WASHINGTON — America’s livestock-market operators are skeptical that the current National Animal Identification System plan will maintain the "speed of commerce" in livestock marketing — "an absolute necessity in maintaining a viable marketing system that serves tens of thousands of producers every day," according to the Livestock Marketing Association.

N.A.I.S. should remain a voluntary program, states policy of the L.M.A., which represents about two-thirds of all registered markets in the U.S. Nancy Robinson, L.M.A. vice-president for government and industry affairs, delivered that message during an April 15 discussion on the future of N.A.I.S. called by U.S. Secretary of Agriculture Tom Vilsack at USDA offices in Washington.

Ms. Robinson said for markets, "speed of commerce" means processing and marketing cattle on sale day within just a few hours, minimizing weight shrinkage, protecting the safety and welfare of market employees and the livestock they handle, and moving animals on to their next destination "with a minimum of delay." Maintaining this speed "is the key to assuring that everyone in the production, marketing and processing chain continues to profit and thrive," she added.

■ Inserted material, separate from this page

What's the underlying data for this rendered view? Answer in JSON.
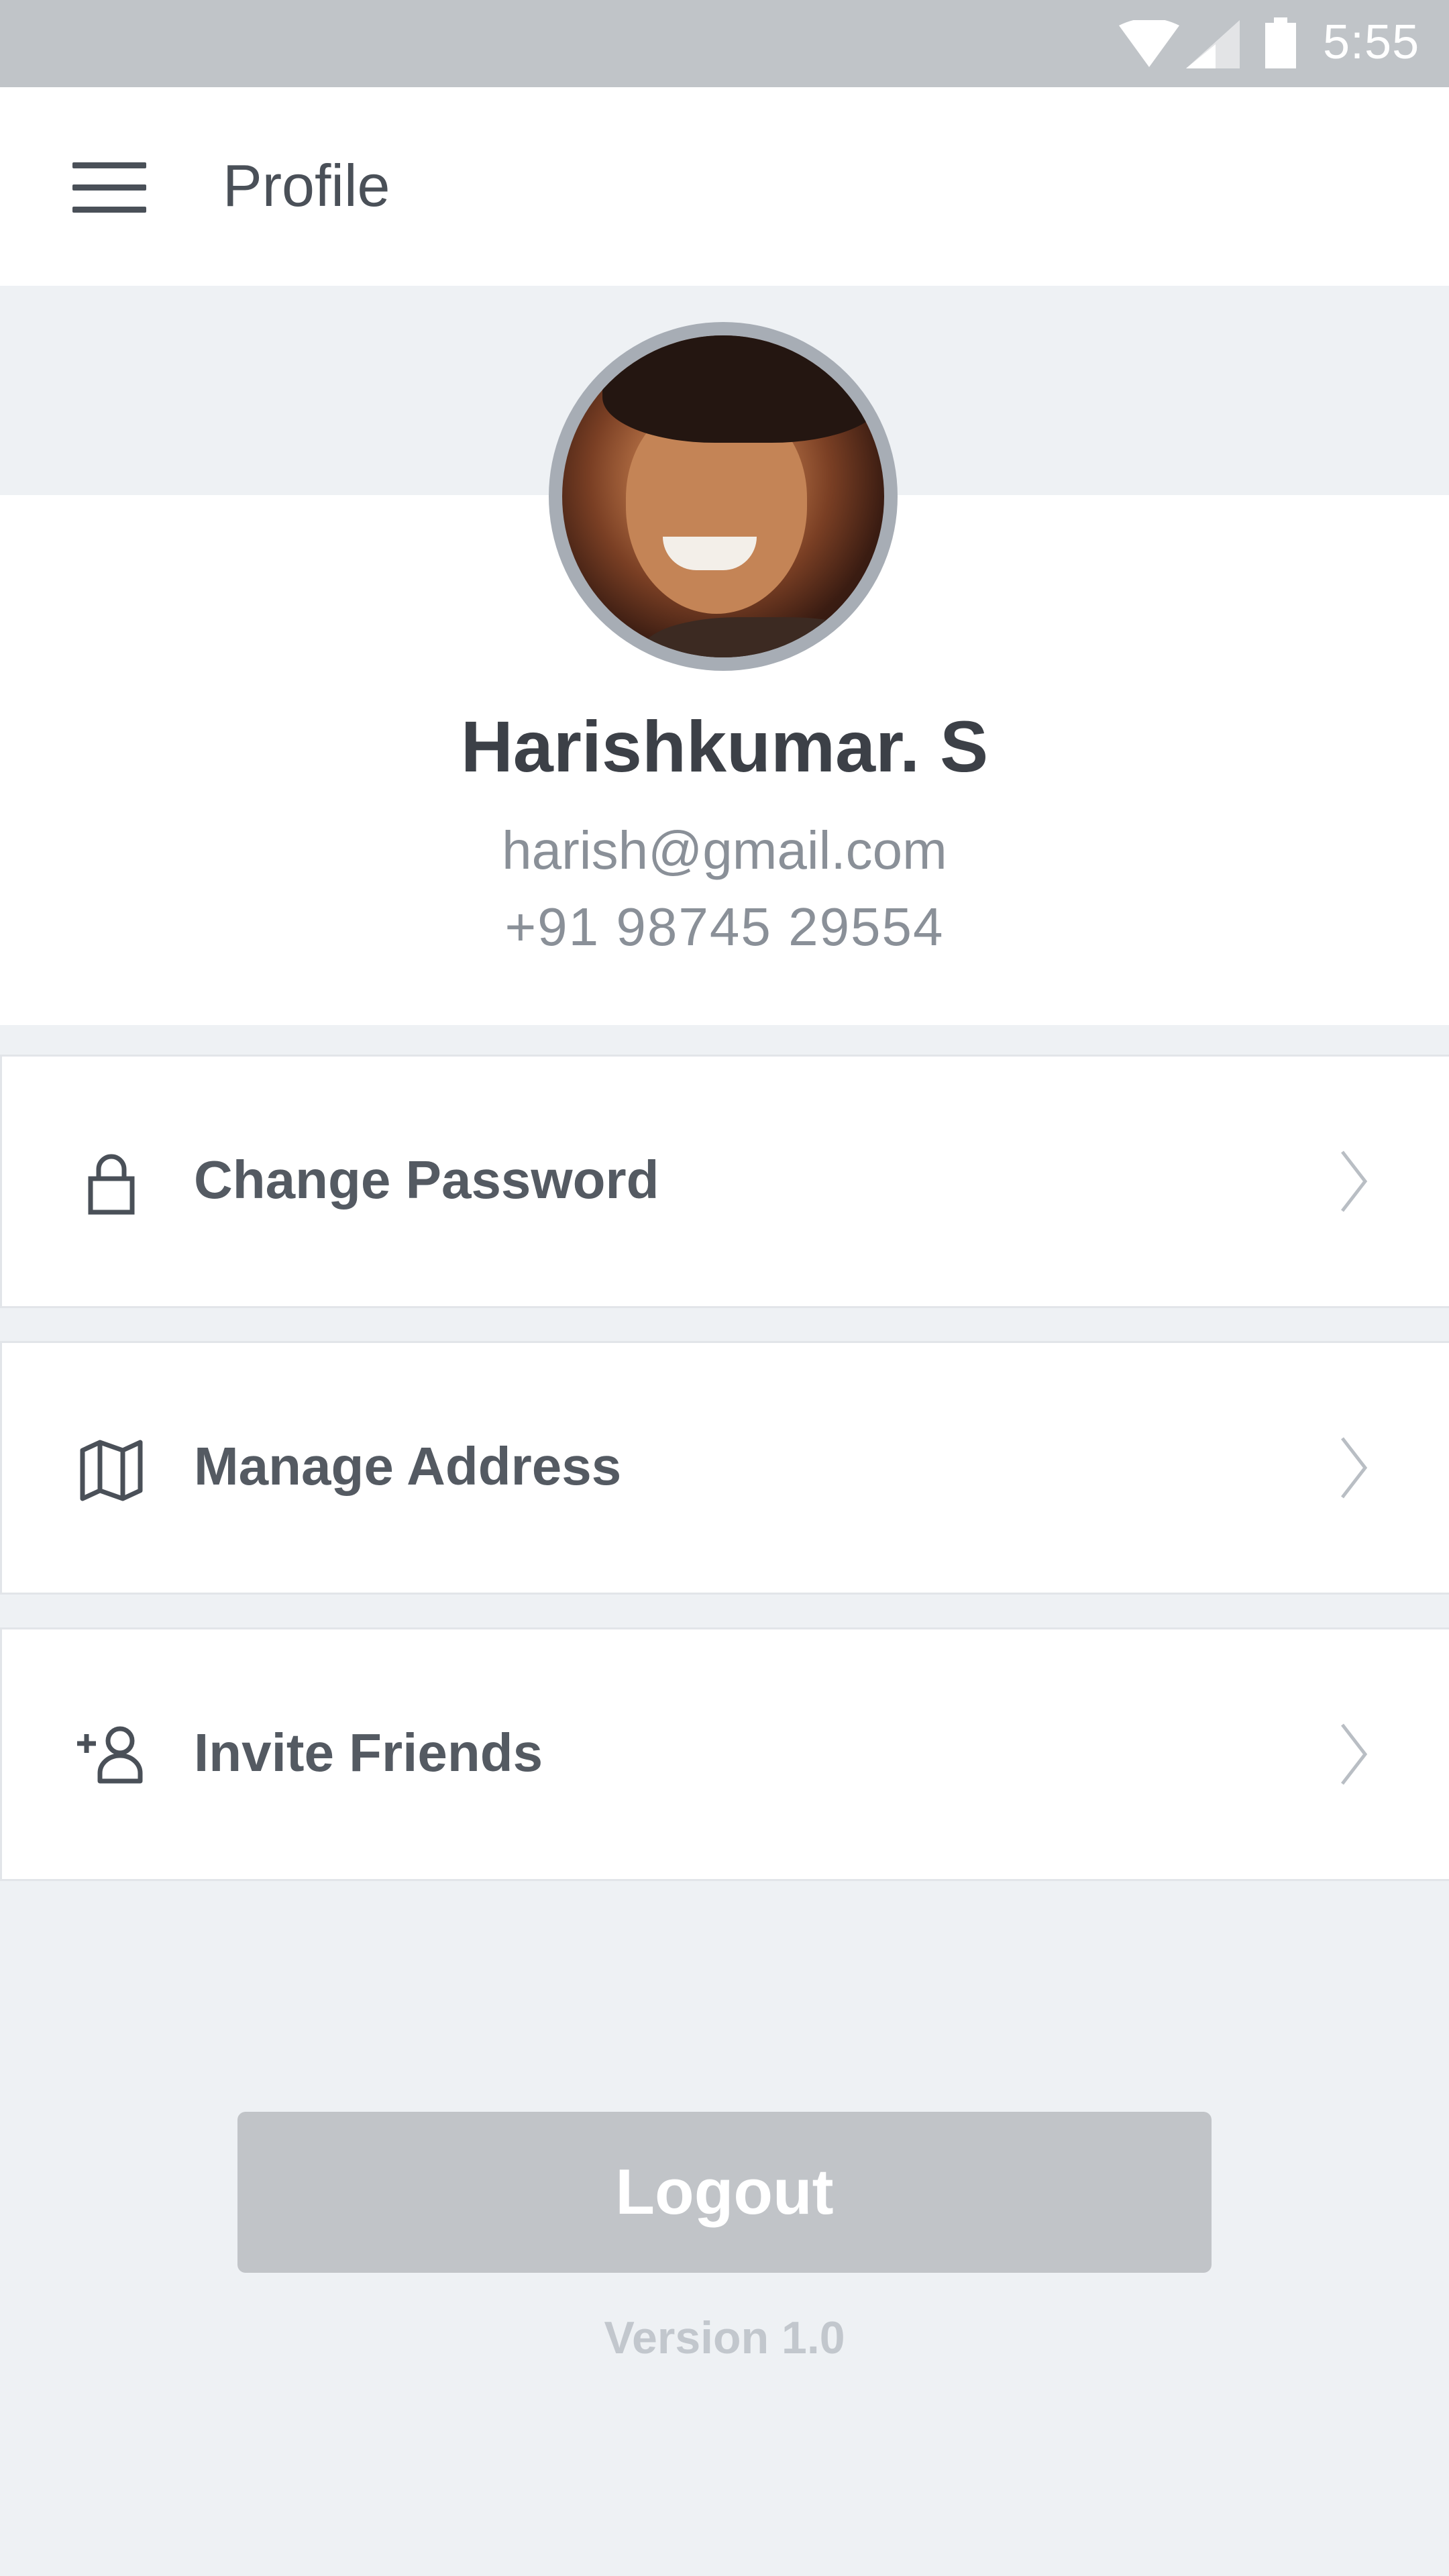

It must also be U.S.D.A.’s "principal benchmark" in decision-making on the development and implementation of any animal I.D. program, she added.

Ms. Robinson said it is time to quit "muddying the N.A.I.S. waters with talk of value-added, trade, food-safety and [country-of-origin labeling] benefits, and hone in on what" this effort "is really about…animal disease control and eradication."

Starting with the so-called "bookend" I.D. and tracking system would give industry time to adapt to any new I.D. system requirements, she added. It would also allow advanced I.D. technologies time to "catch up with the realities of the U.S. livestock industry." The bookend system requires all livestock to be identified to their premises of origin, so diseased animals can be more-quickly traced by starting at the farm of origin, and back from the point at which the disease was detected, using available sales and other commercial records.

READER COMMENTS:

From: Gary B.


The animal identification system is long overdue. The LMA wants to speed things up. That speed and carelessness has made and will continue to make the livestock marketing system untraceable. The LMA should have already implemented controls of their own and now, should introduce an alternative to NAIS, if they want something different. If LMA wants to police themselves, then get to it.